One of the egg farms mentioned in the article, was Southwest Iowa Egg, in Massena. During a visit by FDA inspectors four-months ago, the co-op was noted for four violations. Inspectors found the company was not: following its own protocol for preventing salmonella; was failing to review internal plant records as required; was failing to properly document cleaning, disinfecting and efforts to control flied and rodents; and, maintained no records documenting the number of hours eggs were stored on site before being shipped out. The FDA give company officials a poster detailing some of the regulations pertaining to egg production, but imposed no penalties.
In an interview to air 7:30-a.m. Monday on KJAN’s “Heartbeat Today,” with Jim Field, Rich Hall, General Manager of Southwest Iowa Egg says the company has a bio-security plan in place to prevent salmonella from forming at the facility. He says when facility first opened, they allowed tours, but that practice was stopped not long thereafter, to prevent contamination, and provide for a safe product that’s shipped to the consumer.

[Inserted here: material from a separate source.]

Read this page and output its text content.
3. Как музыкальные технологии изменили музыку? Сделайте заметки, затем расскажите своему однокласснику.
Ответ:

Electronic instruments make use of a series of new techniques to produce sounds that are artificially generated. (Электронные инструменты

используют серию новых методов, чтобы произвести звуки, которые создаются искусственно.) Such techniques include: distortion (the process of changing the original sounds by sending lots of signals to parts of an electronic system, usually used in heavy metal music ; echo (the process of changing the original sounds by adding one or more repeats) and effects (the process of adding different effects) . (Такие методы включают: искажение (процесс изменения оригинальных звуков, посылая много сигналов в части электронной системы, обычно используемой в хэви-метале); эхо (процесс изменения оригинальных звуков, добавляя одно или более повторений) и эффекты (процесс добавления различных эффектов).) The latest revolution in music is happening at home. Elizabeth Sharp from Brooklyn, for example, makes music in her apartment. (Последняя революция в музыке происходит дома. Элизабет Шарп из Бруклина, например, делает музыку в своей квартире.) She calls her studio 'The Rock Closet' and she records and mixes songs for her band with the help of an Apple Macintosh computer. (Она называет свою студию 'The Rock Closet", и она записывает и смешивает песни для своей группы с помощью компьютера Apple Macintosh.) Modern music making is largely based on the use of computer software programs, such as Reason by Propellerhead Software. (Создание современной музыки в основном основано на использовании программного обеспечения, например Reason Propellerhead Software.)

Hall says the violations were tied to the manner in which paperwork was maintained by the company. He says the documentation is there, but officials with the FDA thought information pertaining to rodent and fly activity should be on separate logs. He says for the past three-years, the birds are vaccinated for salmonella, which is not required. In addition, their facilities have been tested twice, once by the FDA, and a second time by an independent lab. No evidence of salmonella was ever found.

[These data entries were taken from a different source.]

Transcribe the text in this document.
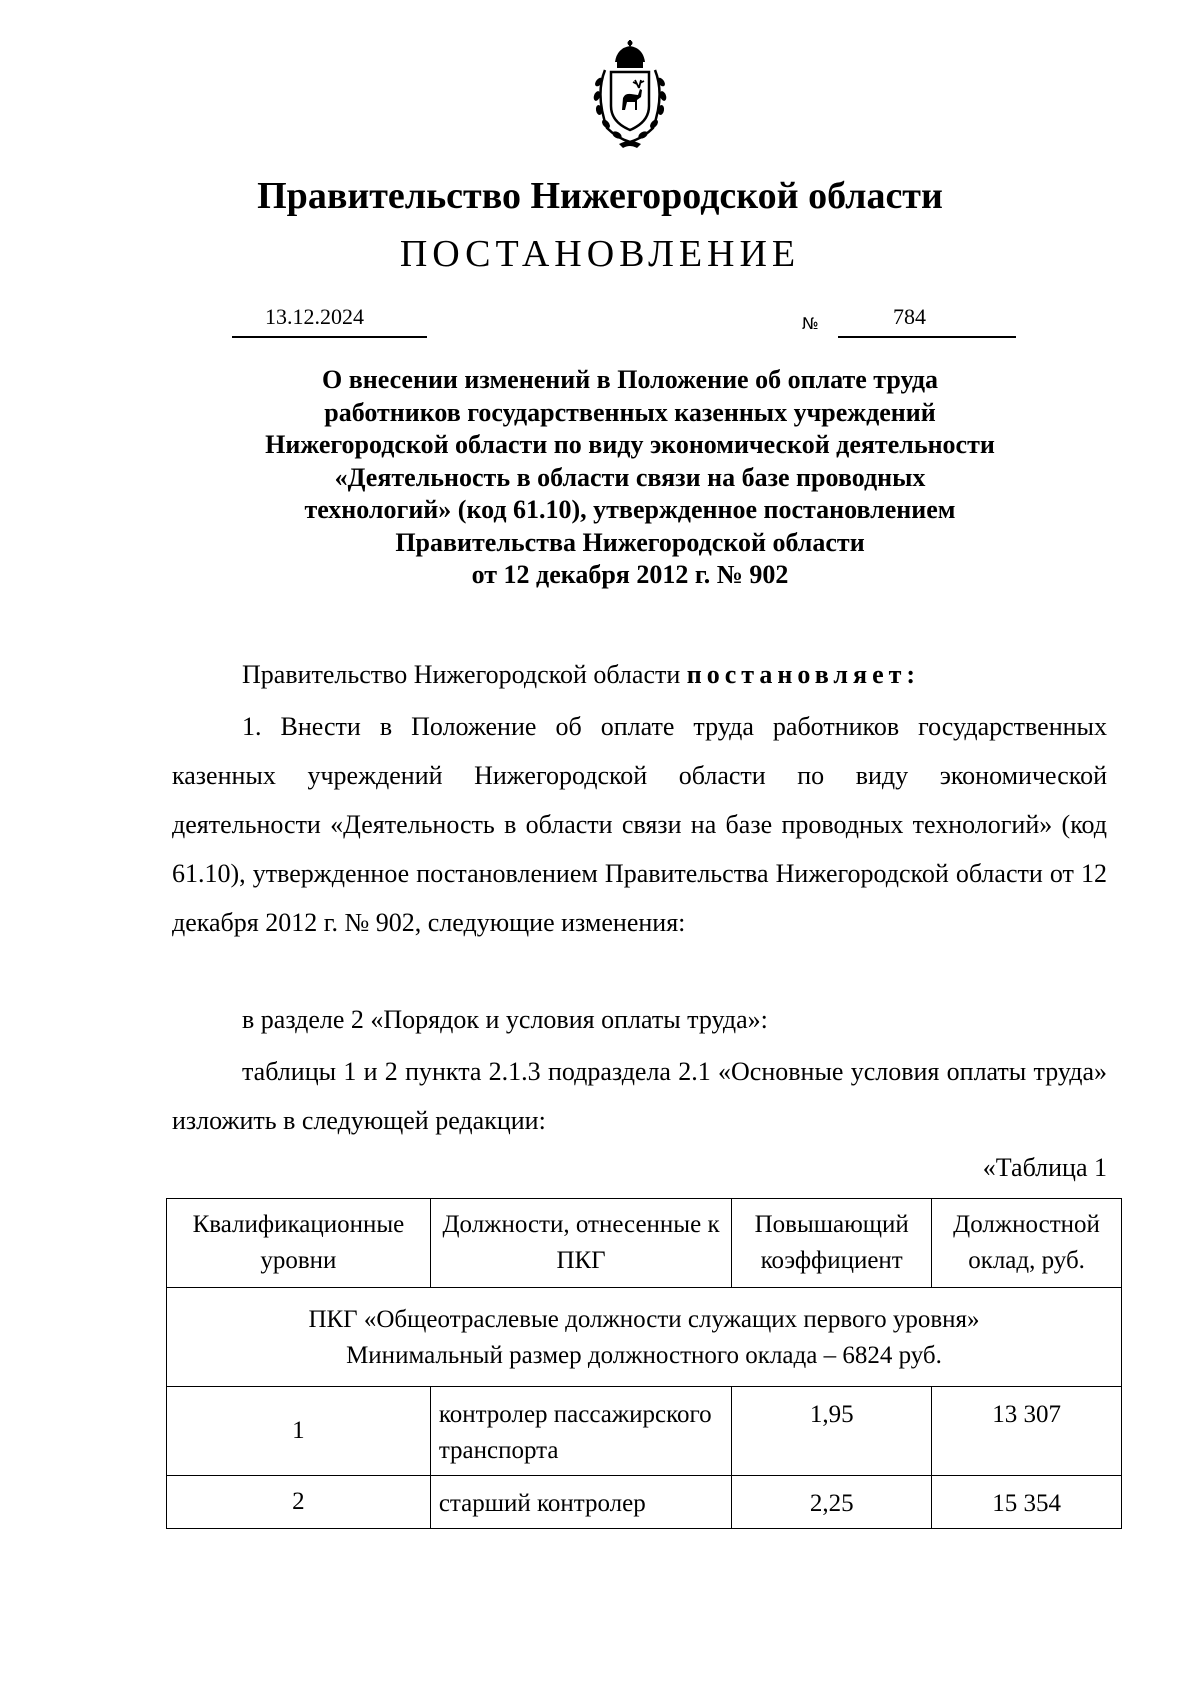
Правительство Нижегородской области
ПОСТАНОВЛЕНИЕ
13.12.2024	№	784
О внесении изменений в Положение об оплате труда
работников государственных казенных учреждений
Нижегородской области по виду экономической деятельности
«Деятельность в области связи на базе проводных
технологий» (код 61.10), утвержденное постановлением
Правительства Нижегородской области
от 12 декабря 2012 г. № 902
Правительство Нижегородской области постановляет:
1. Внести в Положение об оплате труда работников государственных казенных учреждений Нижегородской области по виду экономической деятельности «Деятельность в области связи на базе проводных технологий» (код 61.10), утвержденное постановлением Правительства Нижегородской области от 12 декабря 2012 г. № 902, следующие изменения:
в разделе 2 «Порядок и условия оплаты труда»:
таблицы 1 и 2 пункта 2.1.3 подраздела 2.1 «Основные условия оплаты труда» изложить в следующей редакции:
«Таблица 1
Квалификационные уровни	Должности, отнесенные к ПКГ	Повышающий коэффициент	Должностной оклад, руб.

ПКГ «Общеотраслевые должности служащих первого уровня»
Минимальный размер должностного оклада – 6824 руб.			

1	контролер пассажирского транспорта	1,95	13 307
2	старший контролер	2,25	15 354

Hall says their new security plan was developed when eggs produced at another Iowa farm were recalled in August 2010, following an investigation into the salmonella outbreak that affected more than two-dozen states. He says they hired a veterinary consultant to help develop the plan, and have implemented that plan according to its interpretation. Hall says they discussed the paperwork issues mentioned by the FDA, and have made modifications to comply with the recommendations.

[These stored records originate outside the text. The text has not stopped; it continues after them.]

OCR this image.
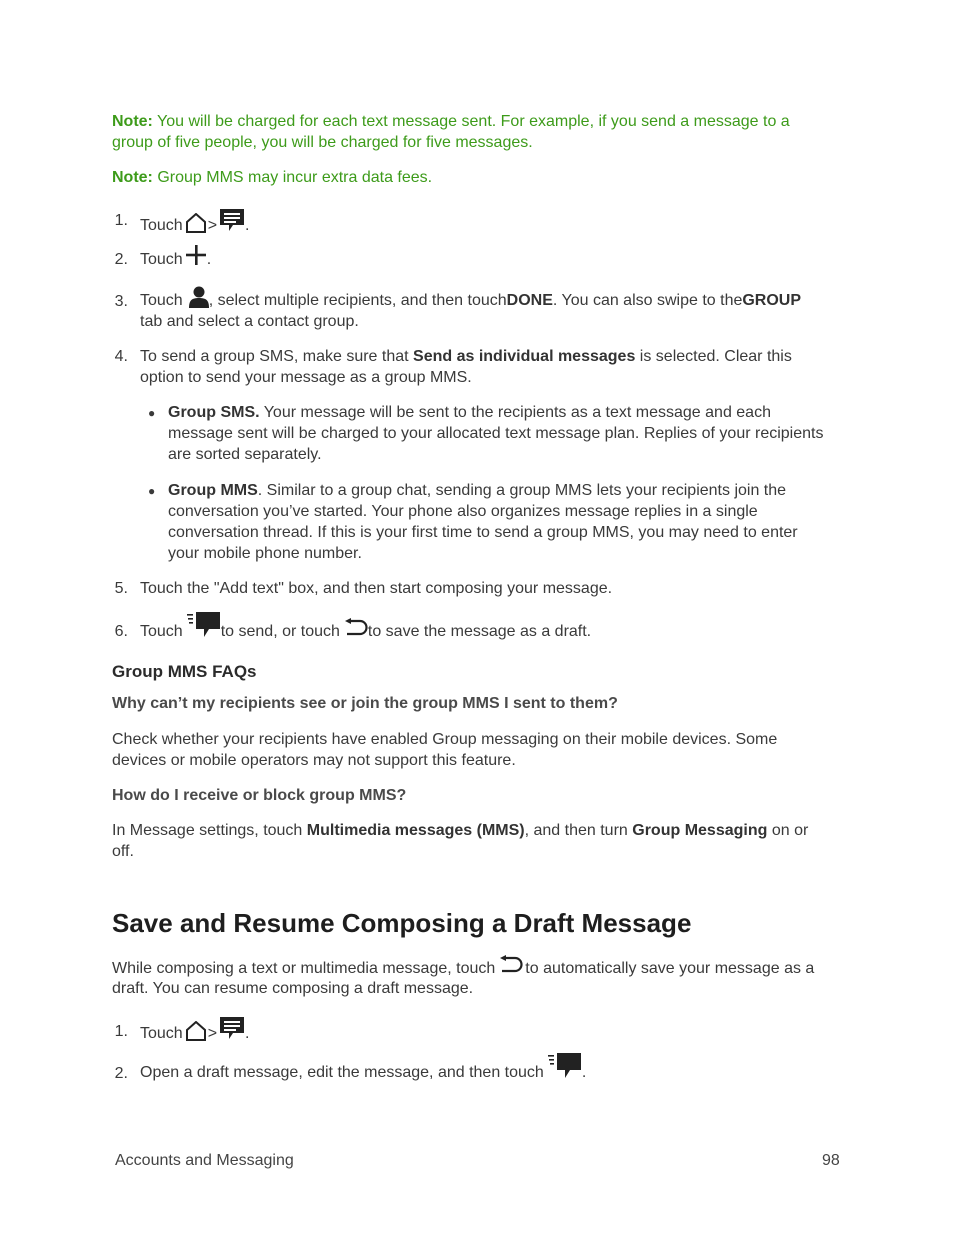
Note: You will be charged for each text message sent. For example, if you send a message to a group of five people, you will be charged for five messages.
Note: Group MMS may incur extra data fees.
1. Touch > .
2. Touch .
3. Touch , select multiple recipients, and then touch DONE . You can also swipe to the GROUP
tab and select a contact group.
4. To send a group SMS, make sure that Send as individual messages is selected. Clear this
option to send your message as a group MMS.
● Group SMS. Your message will be sent to the recipients as a text message and each
message sent will be charged to your allocated text message plan. Replies of your recipients
are sorted separately.
● Group MMS. Similar to a group chat, sending a group MMS lets your recipients join the
conversation you’ve started. Your phone also organizes message replies in a single
conversation thread. If this is your first time to send a group MMS, you may need to enter
your mobile phone number.
5. Touch the "Add text" box, and then start composing your message.
6. Touch to send, or touch to save the message as a draft.
Group MMS FAQs
Why can’t my recipients see or join the group MMS I sent to them?
Check whether your recipients have enabled Group messaging on their mobile devices. Some
devices or mobile operators may not support this feature.
How do I receive or block group MMS?
In Message settings, touch Multimedia messages (MMS), and then turn Group Messaging on or
off.
Save and Resume Composing a Draft Message
While composing a text or multimedia message, touch to automatically save your message as a
draft. You can resume composing a draft message.
1. Touch > .
2. Open a draft message, edit the message, and then touch .
Accounts and Messaging	98
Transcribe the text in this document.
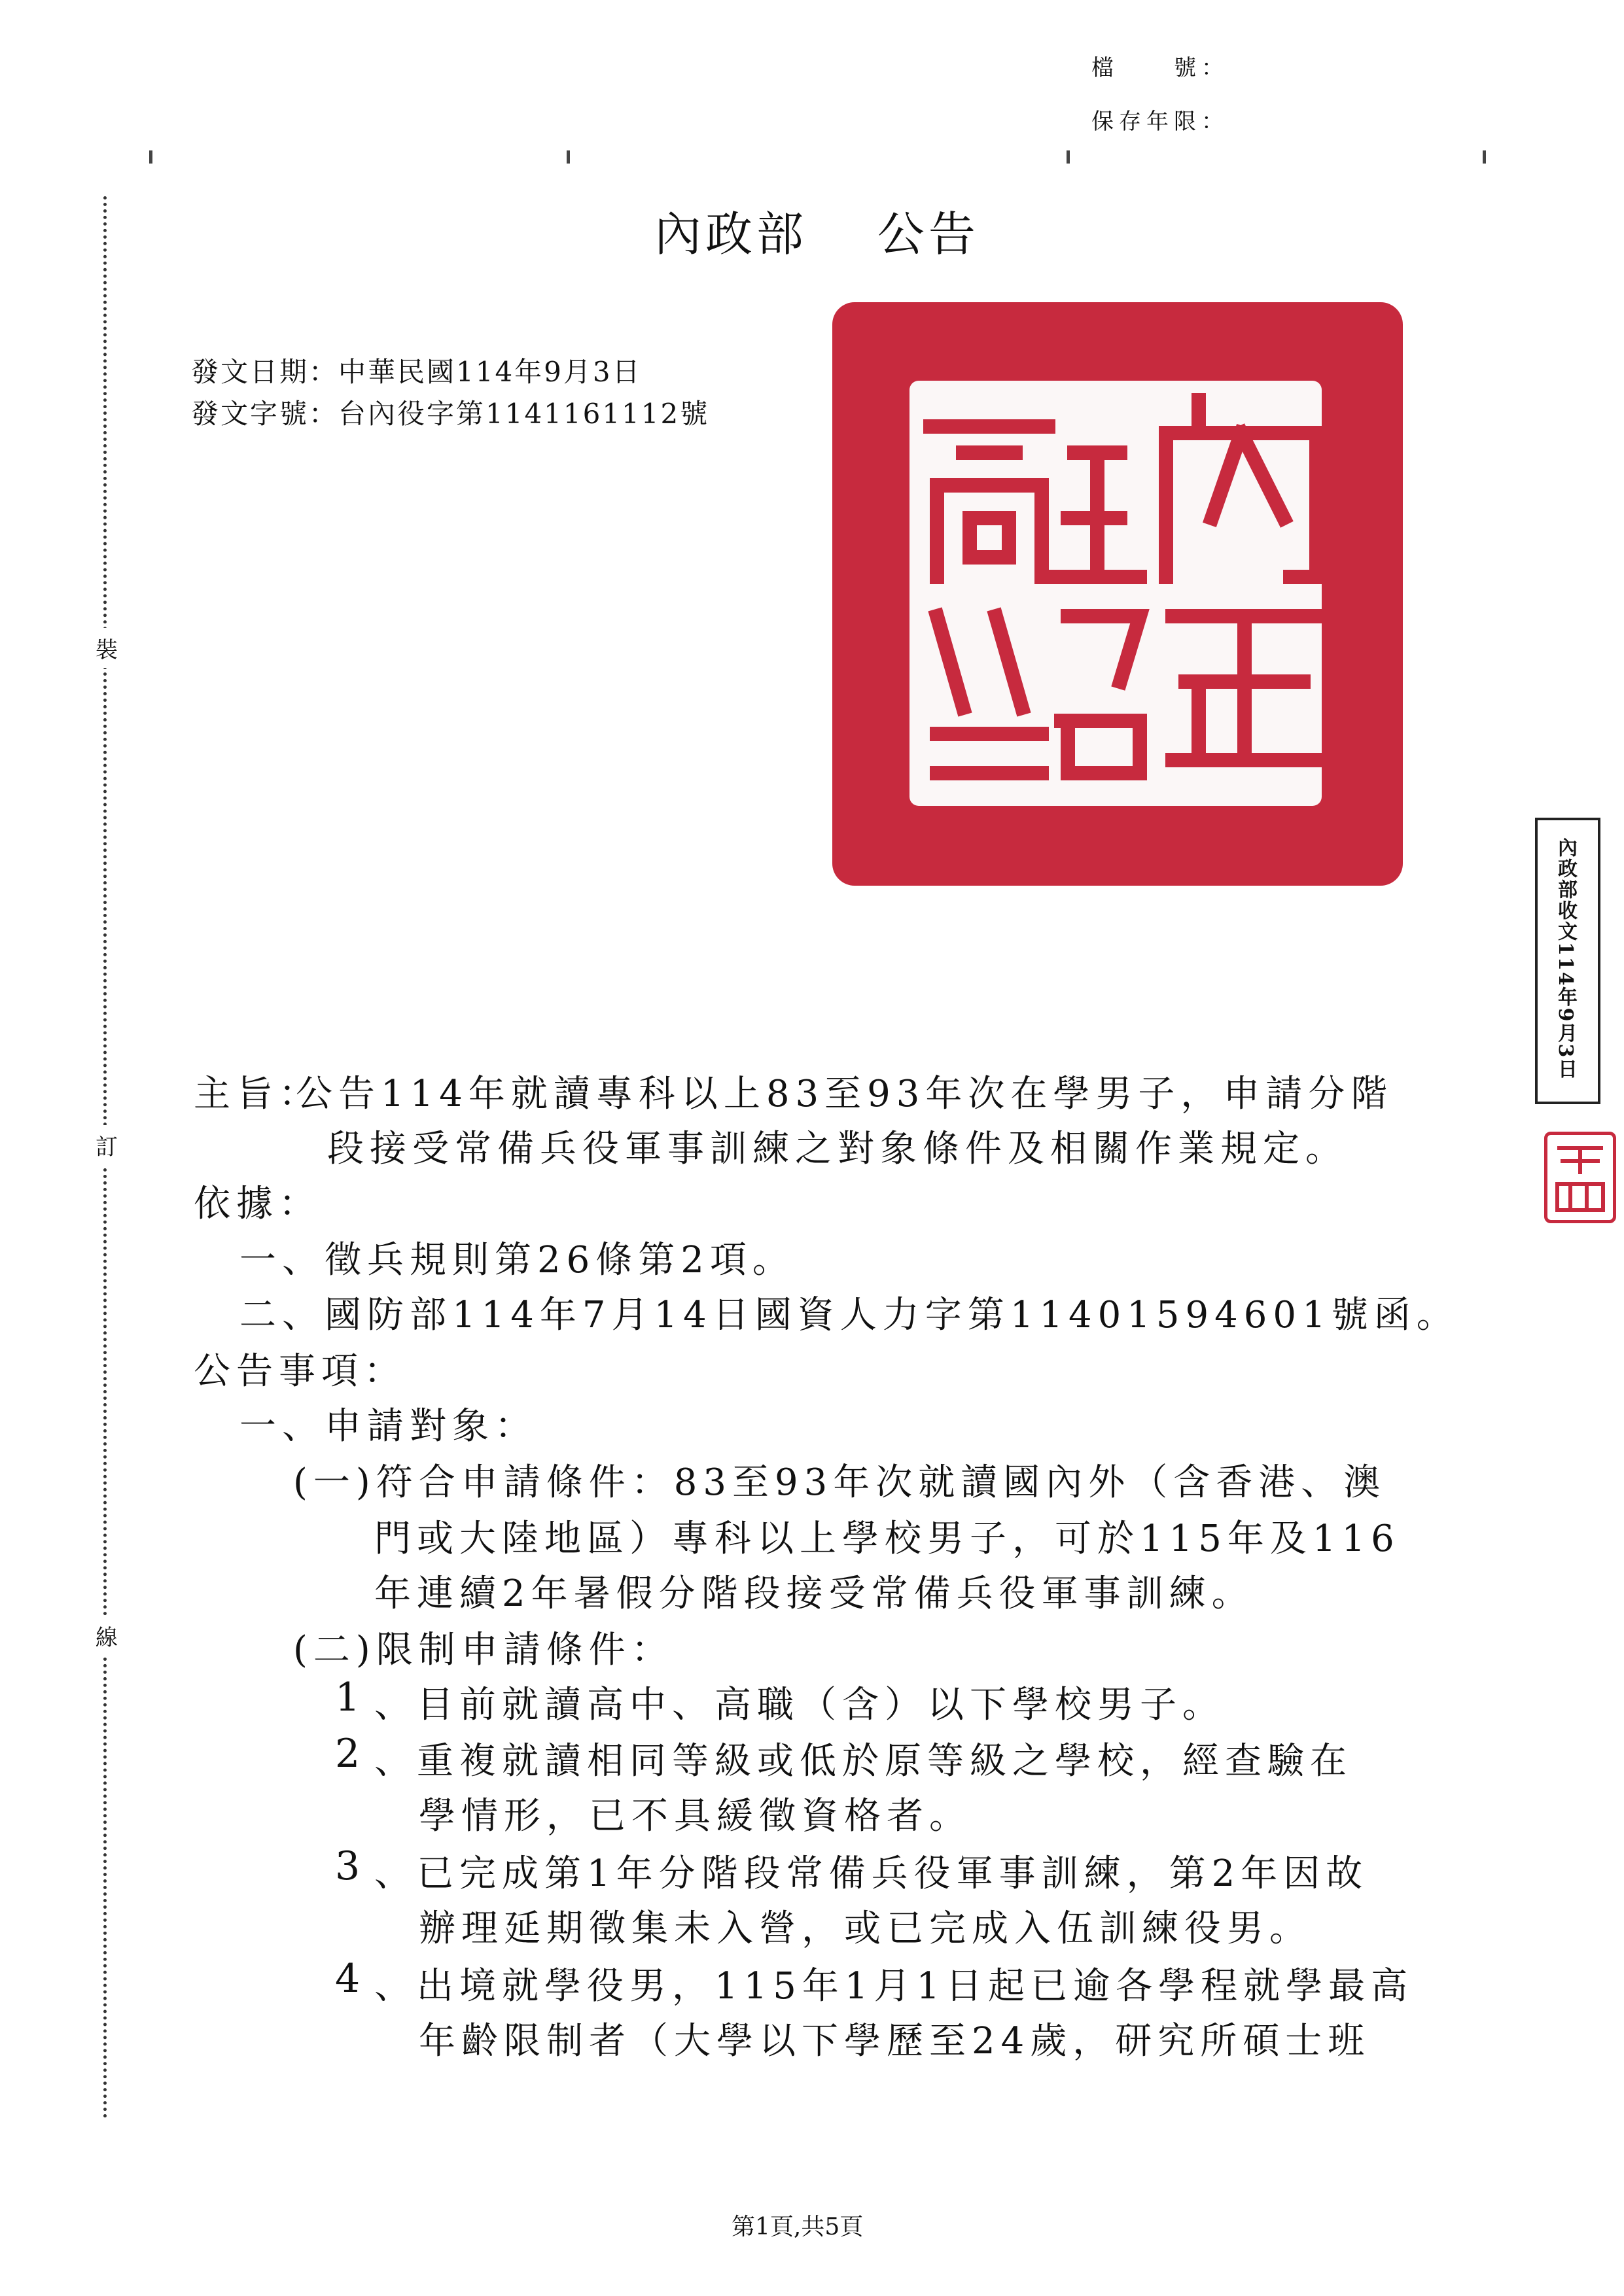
檔　　號：
保存年限：
裝
訂
線
內政部　 公告
發文日期：中華民國114年9月3日
發文字號：台內役字第1141161112號
內政部收文114年9月3日
主旨：
公告114年就讀專科以上83至93年次在學男子，申請分階
段接受常備兵役軍事訓練之對象條件及相關作業規定。
依據：
一、徵兵規則第26條第2項。
二、國防部114年7月14日國資人力字第11401594601號函。
公告事項：
一、申請對象：
(一)符合申請條件：83至93年次就讀國內外（含香港、澳
門或大陸地區）專科以上學校男子，可於115年及116
年連續2年暑假分階段接受常備兵役軍事訓練。
(二)限制申請條件：
1 、目前就讀高中、高職（含）以下學校男子。
2 、重複就讀相同等級或低於原等級之學校，經查驗在
學情形，已不具緩徵資格者。
3 、已完成第1年分階段常備兵役軍事訓練，第2年因故
辦理延期徵集未入營，或已完成入伍訓練役男。
4 、出境就學役男，115年1月1日起已逾各學程就學最高
年齡限制者（大學以下學歷至24歲，研究所碩士班
第1頁,共5頁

Hall says an audit in July of the cooperative’s north facility, did not reveal any problems with documentation. Another area egg production facility, Rose Acre Farms, in Guthrie Center, was inspected in April, but the process was aborted when officials discovered that birds in one of the henhouses had been diagnosed by the company, with a viral infection that is harmful to hens, but poses no risks to humans. The diagnosis was not reported to the state veterinarian, as required by law. The veterinarian advised the FDA not to re-enter the farm or any other facilities for at least five days, following the Rose Acre inspection. Officials with Rose Acre Farms say the FDA did complete its inspection, and no action was taken against the company for failing to report the disease, or refusing to provide the requested information about it.
Hall says Southwest Iowa Egg has made significant improvements to its documentation processes, based on discussion with the FDA. Iowa is the nation’s leading egg producer, with 57 million hens laying 14 billion eggs per year.